Selasa, 19 Juni 2012

Peninggalan Seni Di Bireuen

Pelaminan ini merupakan rekonstruksi hasil bahasan beberapa perajin pelaminan Bireuen masa lalu, 2001




 PELAMINAN  KHAS  BIREUEN
Aceh kaya akan budaya dan adat istiadat warisan masa lalu. Bagi komunitas tertentu, merupakan satu keharusan agar budaya peninggalan tersebut perlu dipertahankan sebagai satu kekayaan yang tak boleh pupus keberadaannya. Termasuk keberagaman motif khas Aceh dari sejumlah kabupaten di Aceh. Menelisik lebih jauh, masing-masing daerah memiliki ciri khas tertentu dengan gaya, aksen maupun pesona motif tersendiri. Cara pembuatannyapun relatif berbeda dengan daerah Aceh lainnya. Di samping menarik, makna dan nuansa magis tersirat pula di dalamnya. Begitu halnya di Kabupaten Bireuen, motif orisinil seperti pada pelaminan Aceh semakin hambar karena jarang ditampilkan. Di banyak bagian, motif, corak bahkan permainan warna telah berbaur dengan daerah Aceh lainnya. Padahal kekuatan pesona motif Bireuen terletak pada lekukan tipis yang dibuat oleh tangan-tangan terampil perempuan setempat di masa lalu. Menurut perajin pelaminan masa lalu, pelaminan Aceh khas Bireuen hanya didominasi empat warna dasar, yakni merah, kuning, lembayung, dan hijau.

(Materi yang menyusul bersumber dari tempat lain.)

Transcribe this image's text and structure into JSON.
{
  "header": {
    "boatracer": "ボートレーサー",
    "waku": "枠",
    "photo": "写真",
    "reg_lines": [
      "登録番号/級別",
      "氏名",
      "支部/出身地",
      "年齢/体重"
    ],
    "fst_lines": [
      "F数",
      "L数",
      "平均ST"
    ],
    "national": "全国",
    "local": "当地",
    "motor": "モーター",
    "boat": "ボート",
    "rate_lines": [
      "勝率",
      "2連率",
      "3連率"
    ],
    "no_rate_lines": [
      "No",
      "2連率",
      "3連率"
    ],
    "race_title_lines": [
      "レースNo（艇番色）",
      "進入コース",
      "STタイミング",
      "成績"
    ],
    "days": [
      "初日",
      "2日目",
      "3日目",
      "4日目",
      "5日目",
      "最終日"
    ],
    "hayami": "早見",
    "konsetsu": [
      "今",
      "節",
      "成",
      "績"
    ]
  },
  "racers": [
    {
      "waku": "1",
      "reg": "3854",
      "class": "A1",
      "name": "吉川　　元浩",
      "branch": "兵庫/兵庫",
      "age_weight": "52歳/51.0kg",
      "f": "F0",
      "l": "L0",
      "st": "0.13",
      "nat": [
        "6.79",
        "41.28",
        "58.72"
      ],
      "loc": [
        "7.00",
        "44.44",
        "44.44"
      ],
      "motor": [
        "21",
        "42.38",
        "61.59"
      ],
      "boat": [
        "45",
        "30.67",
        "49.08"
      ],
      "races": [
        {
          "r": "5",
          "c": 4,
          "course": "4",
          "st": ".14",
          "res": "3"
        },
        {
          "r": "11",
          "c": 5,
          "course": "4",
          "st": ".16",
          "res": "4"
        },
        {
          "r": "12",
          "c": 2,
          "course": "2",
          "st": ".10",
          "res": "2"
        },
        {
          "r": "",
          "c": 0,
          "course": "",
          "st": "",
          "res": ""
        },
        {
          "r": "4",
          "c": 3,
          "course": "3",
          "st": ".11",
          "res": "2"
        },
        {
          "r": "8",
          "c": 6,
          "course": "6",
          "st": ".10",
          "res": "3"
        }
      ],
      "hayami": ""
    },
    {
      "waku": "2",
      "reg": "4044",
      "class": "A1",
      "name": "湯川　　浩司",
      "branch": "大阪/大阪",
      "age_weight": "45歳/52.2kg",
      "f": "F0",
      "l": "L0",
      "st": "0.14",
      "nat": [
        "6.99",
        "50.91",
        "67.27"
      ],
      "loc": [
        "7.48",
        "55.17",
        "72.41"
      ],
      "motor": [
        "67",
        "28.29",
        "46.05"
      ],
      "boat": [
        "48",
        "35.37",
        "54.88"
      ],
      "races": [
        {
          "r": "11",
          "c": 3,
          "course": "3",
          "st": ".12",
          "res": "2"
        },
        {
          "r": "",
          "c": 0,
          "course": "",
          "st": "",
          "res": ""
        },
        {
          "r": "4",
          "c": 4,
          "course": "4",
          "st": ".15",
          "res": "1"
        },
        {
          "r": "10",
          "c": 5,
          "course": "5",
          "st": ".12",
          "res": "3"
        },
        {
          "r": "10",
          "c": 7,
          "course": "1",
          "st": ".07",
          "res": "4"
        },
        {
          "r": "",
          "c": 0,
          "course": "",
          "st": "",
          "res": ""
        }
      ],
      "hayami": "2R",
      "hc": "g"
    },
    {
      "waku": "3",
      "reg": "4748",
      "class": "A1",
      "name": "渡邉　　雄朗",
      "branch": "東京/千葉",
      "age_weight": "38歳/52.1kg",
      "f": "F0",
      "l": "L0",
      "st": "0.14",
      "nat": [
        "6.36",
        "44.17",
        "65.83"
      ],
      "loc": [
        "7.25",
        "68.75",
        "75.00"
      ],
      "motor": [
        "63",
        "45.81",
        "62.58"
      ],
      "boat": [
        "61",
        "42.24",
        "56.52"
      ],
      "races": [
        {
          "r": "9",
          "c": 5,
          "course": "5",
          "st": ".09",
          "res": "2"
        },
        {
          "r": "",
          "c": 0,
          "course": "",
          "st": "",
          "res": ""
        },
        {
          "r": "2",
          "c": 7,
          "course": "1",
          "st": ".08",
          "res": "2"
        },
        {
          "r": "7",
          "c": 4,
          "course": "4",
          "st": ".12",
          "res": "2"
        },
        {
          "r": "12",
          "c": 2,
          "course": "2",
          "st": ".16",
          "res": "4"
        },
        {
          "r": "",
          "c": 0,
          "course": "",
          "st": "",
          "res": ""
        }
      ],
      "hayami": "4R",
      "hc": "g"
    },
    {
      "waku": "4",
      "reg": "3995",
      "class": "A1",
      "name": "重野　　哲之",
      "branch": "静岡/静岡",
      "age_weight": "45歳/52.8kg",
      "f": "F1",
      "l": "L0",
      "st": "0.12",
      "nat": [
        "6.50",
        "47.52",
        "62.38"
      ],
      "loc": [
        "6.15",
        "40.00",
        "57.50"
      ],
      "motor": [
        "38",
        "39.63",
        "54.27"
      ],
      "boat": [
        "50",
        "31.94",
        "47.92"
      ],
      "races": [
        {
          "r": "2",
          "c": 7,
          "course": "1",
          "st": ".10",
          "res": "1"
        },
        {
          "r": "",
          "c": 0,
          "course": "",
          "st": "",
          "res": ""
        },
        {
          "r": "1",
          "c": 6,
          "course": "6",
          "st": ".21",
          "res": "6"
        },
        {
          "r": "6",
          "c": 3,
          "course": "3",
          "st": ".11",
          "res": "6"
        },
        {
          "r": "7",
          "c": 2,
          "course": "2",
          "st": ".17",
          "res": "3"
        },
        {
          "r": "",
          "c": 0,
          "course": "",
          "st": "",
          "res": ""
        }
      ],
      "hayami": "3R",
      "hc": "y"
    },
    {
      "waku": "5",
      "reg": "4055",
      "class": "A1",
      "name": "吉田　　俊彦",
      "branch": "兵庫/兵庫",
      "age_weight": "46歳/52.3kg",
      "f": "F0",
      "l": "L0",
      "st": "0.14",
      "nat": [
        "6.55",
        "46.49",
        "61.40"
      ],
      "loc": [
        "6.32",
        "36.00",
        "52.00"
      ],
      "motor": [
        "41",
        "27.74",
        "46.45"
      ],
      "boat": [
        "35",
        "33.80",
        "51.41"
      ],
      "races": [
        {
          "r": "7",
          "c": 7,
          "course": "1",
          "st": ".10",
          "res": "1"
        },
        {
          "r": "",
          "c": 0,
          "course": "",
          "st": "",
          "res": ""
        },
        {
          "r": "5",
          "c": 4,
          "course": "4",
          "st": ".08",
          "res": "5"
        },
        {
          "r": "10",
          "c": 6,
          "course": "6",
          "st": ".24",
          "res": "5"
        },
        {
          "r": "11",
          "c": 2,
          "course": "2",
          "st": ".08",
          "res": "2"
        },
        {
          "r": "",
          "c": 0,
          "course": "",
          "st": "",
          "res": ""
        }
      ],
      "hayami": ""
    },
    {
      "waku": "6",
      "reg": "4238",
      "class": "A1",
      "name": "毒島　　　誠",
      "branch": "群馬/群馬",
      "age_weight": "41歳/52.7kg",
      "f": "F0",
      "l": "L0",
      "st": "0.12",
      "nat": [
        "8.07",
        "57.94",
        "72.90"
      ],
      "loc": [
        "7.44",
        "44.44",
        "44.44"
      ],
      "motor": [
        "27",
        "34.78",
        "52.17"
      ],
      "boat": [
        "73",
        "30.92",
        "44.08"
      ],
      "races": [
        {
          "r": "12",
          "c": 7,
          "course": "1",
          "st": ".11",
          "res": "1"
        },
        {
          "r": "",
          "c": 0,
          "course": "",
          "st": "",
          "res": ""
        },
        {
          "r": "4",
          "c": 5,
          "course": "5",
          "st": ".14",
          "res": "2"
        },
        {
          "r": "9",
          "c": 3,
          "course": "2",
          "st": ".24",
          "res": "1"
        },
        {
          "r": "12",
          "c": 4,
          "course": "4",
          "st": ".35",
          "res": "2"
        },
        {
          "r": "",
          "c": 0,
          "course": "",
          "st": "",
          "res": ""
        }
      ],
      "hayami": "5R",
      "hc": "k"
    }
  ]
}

Aksennya pun terbilang sederhana, sarat pengaruh kawasan berpenduduk dengan etos kerja tinggi.
catatan
Pada tahun 2001, pernah diadakan seminar nonformal bersama beberapa bidan pengantin masa lampau untuk mendapatkan gambaran bentuk asli pelaminan khas Bireuen, yang difasilitasi Dekranas Bireuen. Pelaminan tradisional khas Bireuen lebih menggambarkan kesederhanaan dengan memposisikan tempat duduk pengantin tersembunyi di bahagian dalam. Warna dominan pada pelaminan ini adalah merah buah jemblang (bahasa Aceh disebut mirah jambe kleng). Kekhasan lain yang ditemukan pada pelamin Bireuen ini adalah penggunaan tirai terikat pada bagian depan dengan warna hijau, kuning, dan merah. Gambar di bawah merupakan rekonstruksi pelaminan tradisional yang diinformasikan oleh beberapa bidan pengantin terdahulu, dalam rangka mendukung Pekan Kebudayaan Aceh ke-IV, Agustus 2004 di Banda Aceh. Sebagian bahan-bahan pendukung diperoleh dari sisa peninggalan masa lalu. Namun kasap bagian luar banyak dipakai dari produk terbaru dan bukan bermotif Bireuen. Di samping itu, pelaminan ini tidak dilengkapi dengan gantungan bola-bola benang (boh keuleumbu), bewarna merah, kuning, dan hijau.